The book tells the story of the 1815 Sabres built under licence by Canadair in Montreal. The story starts in the immediate post-war years, when plans were made to complete 100 aircraft. The program soon gained momentum, reaching a production rate of two a day. Both Canadair Sabres and RCAF pilots served with the USAF in Korea. The RCAF's first Sabre squadrons were formed at St. Hubert, Uplands, North Bay and Bagotville, then moved to the U.K. at North Luffenham and finally to the Continent. Their story is enlivened with details from the squadron diaries and the memories of those who were there.

The ferrying of Sabres from Canada to Europe is a story in itself — the Leapfrog and Bechers Brook operations, as well as the sometimes uproarious goings-on of the Overseas Ferry Unit. Besides the RCAF story, the book describes at length the Canadair Sabre's service with the RAF and Luftwaffe. It also covers the many other operators, including the Italian, Greek and Turkish air forces. The Sabre is seen in combat with the Pakistan Air Force in 1971, and other little-known tidbits are included too, such as Canadian-built Sabres for Israel, in the Congo with the UN, and recently with the Honduras Air Force in Central America. Also covered are such stories as Jacqueline Cochran breaking the women's speed record in a Canadair Sabre and today's Sabre survivors, used as target drones and sport planes in the U.S.

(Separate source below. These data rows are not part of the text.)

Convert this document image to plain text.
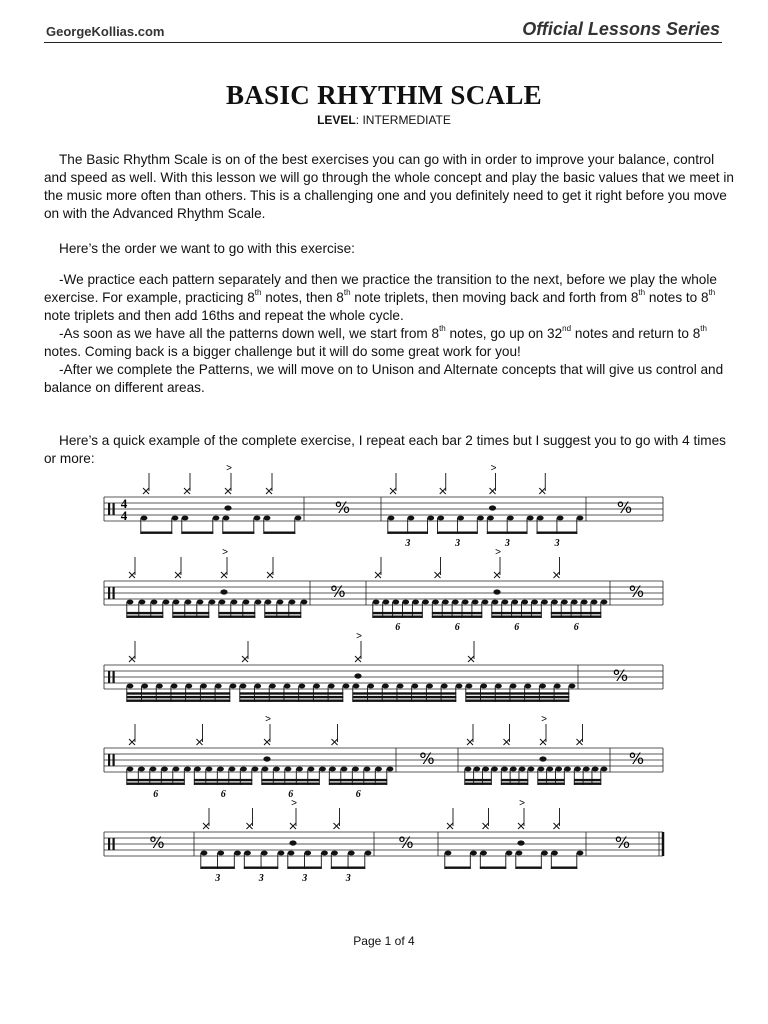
GeorgeKollias.com	Official Lessons Series
BASIC RHYTHM SCALE
LEVEL: INTERMEDIATE

The Basic Rhythm Scale is on of the best exercises you can go with in order to improve your balance, control and speed as well. With this lesson we will go through the whole concept and play the basic values that we meet in the music more often than others. This is a challenging one and you definitely need to get it right before you move on with the Advanced Rhythm Scale.

Here’s the order we want to go with this exercise:

-We practice each pattern separately and then we practice the transition to the next, before we play the whole exercise. For example, practicing 8th notes, then 8th note triplets, then moving back and forth from 8th notes to 8th note triplets and then add 16ths and repeat the whole cycle.

-As soon as we have all the patterns down well, we start from 8th notes, go up on 32nd notes and return to 8th notes. Coming back is a bigger challenge but it will do some great work for you!

-After we complete the Patterns, we will move on to Unison and Alternate concepts that will give us control and balance on different areas.

Here’s a quick example of the complete exercise, I repeat each bar 2 times but I suggest you to go with 4 times or more:

4
4
>
%
3	3
>
3	3
%
>
%
6	6
>
6	6
%
>
%
6	6
>
6	6
%
>
%
%
3	3
>
3	3
%
>
%
Page 1 of 4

The Canadair Sabre contains the largest number of Sabre photos ever published in one book. As well, there are drawings, a full production list, various specs and statistics, and even drinking songs, poems and cartoons. This book will surely bring waves of nostalgia to anyone who was involved with air force life in the 1950s and will delight anyone with an interest in some of the most exciting years in military aviation.